Long term results of a prospective dose escalation phase-II trial: interstitial pulsed-dose-rate brachytherapy as boost for intermediate- and high-risk prostate cancer.

PURPOSE: We reviewed our seven year single institution experience with pulsed dose rate brachytherapy dose escalation study in patients with intermediate and high risk prostate cancer. MATERIALS AND METHODS: We treated a total of 130 patients for intermediate and high risk prostate cancer at our institution between 2000 and 2007 using PDR-brachytherapy as a boost after conformal external beam radiation therapy to 50.4 Gy. The majority of patients had T2 disease (T1c 6%, T2 75%, T3 19%).

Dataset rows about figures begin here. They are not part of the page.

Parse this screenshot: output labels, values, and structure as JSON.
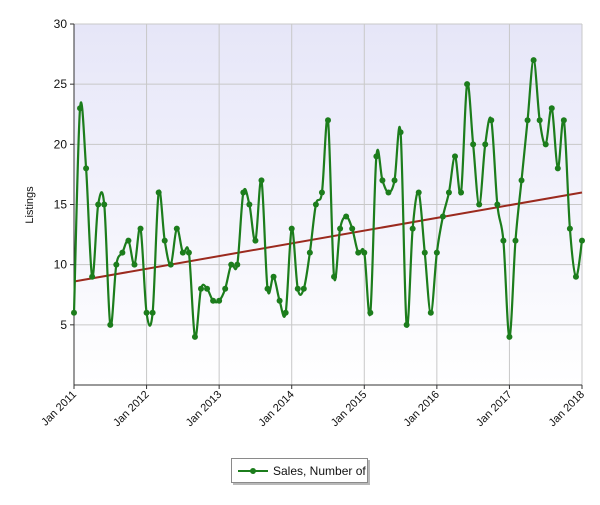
{
  "chart_data": {
    "type": "line",
    "title": "",
    "xlabel": "",
    "ylabel": "Listings",
    "ylim": [
      0,
      30
    ],
    "yticks": [
      5,
      10,
      15,
      20,
      25,
      30
    ],
    "xlim": [
      "2011-01",
      "2018-01"
    ],
    "xtick_labels": [
      "Jan 2011",
      "Jan 2012",
      "Jan 2013",
      "Jan 2014",
      "Jan 2015",
      "Jan 2016",
      "Jan 2017",
      "Jan 2018"
    ],
    "grid": true,
    "legend_position": "bottom-center",
    "series": [
      {
        "name": "Sales, Number of",
        "color": "#1c7d1c",
        "x": [
          "2011-01",
          "2011-02",
          "2011-03",
          "2011-04",
          "2011-05",
          "2011-06",
          "2011-07",
          "2011-08",
          "2011-09",
          "2011-10",
          "2011-11",
          "2011-12",
          "2012-01",
          "2012-02",
          "2012-03",
          "2012-04",
          "2012-05",
          "2012-06",
          "2012-07",
          "2012-08",
          "2012-09",
          "2012-10",
          "2012-11",
          "2012-12",
          "2013-01",
          "2013-02",
          "2013-03",
          "2013-04",
          "2013-05",
          "2013-06",
          "2013-07",
          "2013-08",
          "2013-09",
          "2013-10",
          "2013-11",
          "2013-12",
          "2014-01",
          "2014-02",
          "2014-03",
          "2014-04",
          "2014-05",
          "2014-06",
          "2014-07",
          "2014-08",
          "2014-09",
          "2014-10",
          "2014-11",
          "2014-12",
          "2015-01",
          "2015-02",
          "2015-03",
          "2015-04",
          "2015-05",
          "2015-06",
          "2015-07",
          "2015-08",
          "2015-09",
          "2015-10",
          "2015-11",
          "2015-12",
          "2016-01",
          "2016-02",
          "2016-03",
          "2016-04",
          "2016-05",
          "2016-06",
          "2016-07",
          "2016-08",
          "2016-09",
          "2016-10",
          "2016-11",
          "2016-12",
          "2017-01",
          "2017-02",
          "2017-03",
          "2017-04",
          "2017-05",
          "2017-06",
          "2017-07",
          "2017-08",
          "2017-09",
          "2017-10",
          "2017-11",
          "2017-12",
          "2018-01"
        ],
        "values": [
          6,
          23,
          18,
          9,
          15,
          15,
          5,
          10,
          11,
          12,
          10,
          13,
          6,
          6,
          16,
          12,
          10,
          13,
          11,
          11,
          4,
          8,
          8,
          7,
          7,
          8,
          10,
          10,
          16,
          15,
          12,
          17,
          8,
          9,
          7,
          6,
          13,
          8,
          8,
          11,
          15,
          16,
          22,
          9,
          13,
          14,
          13,
          11,
          11,
          6,
          19,
          17,
          16,
          17,
          21,
          5,
          13,
          16,
          11,
          6,
          11,
          14,
          16,
          19,
          16,
          25,
          20,
          15,
          20,
          22,
          15,
          12,
          4,
          12,
          17,
          22,
          27,
          22,
          20,
          23,
          18,
          22,
          13,
          9,
          12
        ]
      },
      {
        "name": "",
        "kind": "trend",
        "color": "#9b2a1e",
        "x": [
          "2011-01",
          "2018-01"
        ],
        "values": [
          8.6,
          16.0
        ]
      }
    ]
  }
}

Seventy three patients had intermediate-risk and 53 patients had high-risk disease according to the D'Amico classification. The dose of the brachytherapy boost was escalated from 25 to 35 Gy - 33 pts. received 25 Gy (total dose 75 Gy), 63 pts. 30 Gy (total dose 80 Gy) and 34 pts. 35 Gy, (total dose 85 Gy) given in one session (dose per pulse was 0.60 Gy or 0.70 Gy/h, 24h per day, night and day, with a time interval of 1h between two pulses). PSA-recurrence-free survival according to Kaplan-Meier using the Phoenix definition of biochemical failure was calculated and also late toxicities according to Common Toxicity Criteria scale were assessed. RESULTS: At the time of analysis with a median follow-up of 60 months biochemical control was achieved by 88% of patients - only 16/130 patients (12.3%) developed a biochemical relapse. Biochemical relapse free survival calculated according to Kaplan-Meier for all patients at 5 years was 85.6% (83.9% for intermediate-risk patients and 84.2% for high-risk patients) and at 9 years' follow up it was 79.0%. Analysing biochemical relapse free survival separately for different boost dose levels, at 5 years it was 97% for the 35 Gy boost dose and 82% for the 25 and 30 Gy dose levels. The side effects of therapy were negligible: There were 18 cases (15%) of grade 1/2 rectal proctitis, one case (0.8%) of grade 3 proctitis, 18 cases (15%) of grade 1/2 cystitis, and no cases (0%) with dysuria grade 3. No patient had a bulbourethral stricture requiring dilation or new onset incontinence. CONCLUSIONS: Image-guided conformal PDR-brachytherapy using up to 35 Gy as boost dose after 50 Gy of external beam radiation therapy (total dose up to 85 Gy) is a very effective treatment option with very low morbidity in patients with intermediate or high risk prostate cancer. Further dose escalation seems possible.